Compliance to guidelines for prevention of central line infection | 43924
Pediatrics & Therapeutics

Pediatrics & Therapeutics
Open Access

ISSN: 2161-0665

+44 1478 350008

Compliance to guidelines for prevention of central line infections in neonatal intensive care units in Belgium

Joint Event on 17th American Pediatrics Healthcare & Infectious Diseases Congress & 17th Annual World Congress on Neonatology

June 27-28, 2018 | Vancouver, Canada

Ludo Mahieu

Antwerp University Hospital, Belgium

Keynote: Pediatr Ther

Abstract :

Statement of the Problem: Neonatal Intensive Care Unit patients are at high risk for central line associated bloodstream infections (CLABSI). International guidelines, based on evidence based recommendations for the prevention of CLABSI, have been published. However, the guidelines are largely based on adult studies. Great variability in CLABSI infection rates among NICUs have been reported, probably because of differences in adherence to CLABSI prevention guidelines. The purpose of this study is to describe the variability of current prevention practices among Belgian NICUs and to identify areas for improvement and for further research. Methodology & Theoretical Orientation: We surveyed NICU staff reporting to the National healthcare associated infection working group (NeoKISS) to assess strategies used to prevent CLABSI and also hygiene quality audit performance the NICUs.
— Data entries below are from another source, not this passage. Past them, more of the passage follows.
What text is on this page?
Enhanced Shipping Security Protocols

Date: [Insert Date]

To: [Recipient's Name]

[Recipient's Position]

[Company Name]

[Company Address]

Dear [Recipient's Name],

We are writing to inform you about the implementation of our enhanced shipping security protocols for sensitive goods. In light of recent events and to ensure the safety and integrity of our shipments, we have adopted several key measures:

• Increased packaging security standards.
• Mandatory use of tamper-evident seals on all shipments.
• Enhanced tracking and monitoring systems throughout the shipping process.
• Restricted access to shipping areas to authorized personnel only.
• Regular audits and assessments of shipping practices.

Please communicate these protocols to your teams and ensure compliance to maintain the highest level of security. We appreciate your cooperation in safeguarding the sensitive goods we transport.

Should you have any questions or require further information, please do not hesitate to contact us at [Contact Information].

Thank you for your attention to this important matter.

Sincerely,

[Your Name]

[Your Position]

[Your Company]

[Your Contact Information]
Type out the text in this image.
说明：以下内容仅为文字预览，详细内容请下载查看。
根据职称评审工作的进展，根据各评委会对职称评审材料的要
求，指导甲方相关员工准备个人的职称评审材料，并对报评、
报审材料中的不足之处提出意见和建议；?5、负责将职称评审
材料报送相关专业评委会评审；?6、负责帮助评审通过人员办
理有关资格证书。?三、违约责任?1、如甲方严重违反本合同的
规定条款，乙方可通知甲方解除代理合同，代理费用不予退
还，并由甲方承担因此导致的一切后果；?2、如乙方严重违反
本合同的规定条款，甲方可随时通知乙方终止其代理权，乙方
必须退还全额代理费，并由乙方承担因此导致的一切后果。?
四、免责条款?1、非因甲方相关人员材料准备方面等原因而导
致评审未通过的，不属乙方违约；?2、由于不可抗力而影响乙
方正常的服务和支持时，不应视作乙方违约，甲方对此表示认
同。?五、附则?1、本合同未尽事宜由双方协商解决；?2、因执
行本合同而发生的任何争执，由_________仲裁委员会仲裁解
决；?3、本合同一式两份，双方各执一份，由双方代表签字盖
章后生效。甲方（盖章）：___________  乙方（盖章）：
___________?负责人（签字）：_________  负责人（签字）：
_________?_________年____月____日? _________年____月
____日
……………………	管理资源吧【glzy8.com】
Each item was scored in accordance to the level of evidence of the 3 reference guidelines (SHEA/ EPIC3/ CDC). Findings: Fourteen (73%) out of 19 NICUs did respond to the survey. The compliance to the CLABSI prevention items were 64%, 47% and 50% for the insertion items, maintenance items and hygiene quality items respectively. The variability between units was considerably with a SD of 8, 13 and 22 for insertion items, maintenance items and hygiene quality items. Conclusion & Significance: The overall compliance to international guidelines for the prevention of CLABSI is low (57%) in Belgium. Especially, during maintenance of the central line there is room for improvement in infection prevention. Our survey underscores the need for standardization of central line care in Belgium and was able to define priorities for education.

Biography :

Ludo Mahieu has his expertise in epidemiology and passion for clinical infectious diseases, hospital hygiene and wellbeing of the newborn. His open and contextual evaluation model based on responsive constructivists creates new pathways for improving healthcare. He has built predictive scores after years of experience in research, neonatology, teaching both in hospital and education institutions. The prediction is based on computer based weighting using multivariate analysis and more recently machinery learning which is a ethodology that utilizes artificial intelligence for evaluation: measurement, description and judgment. It allows for complex prediction.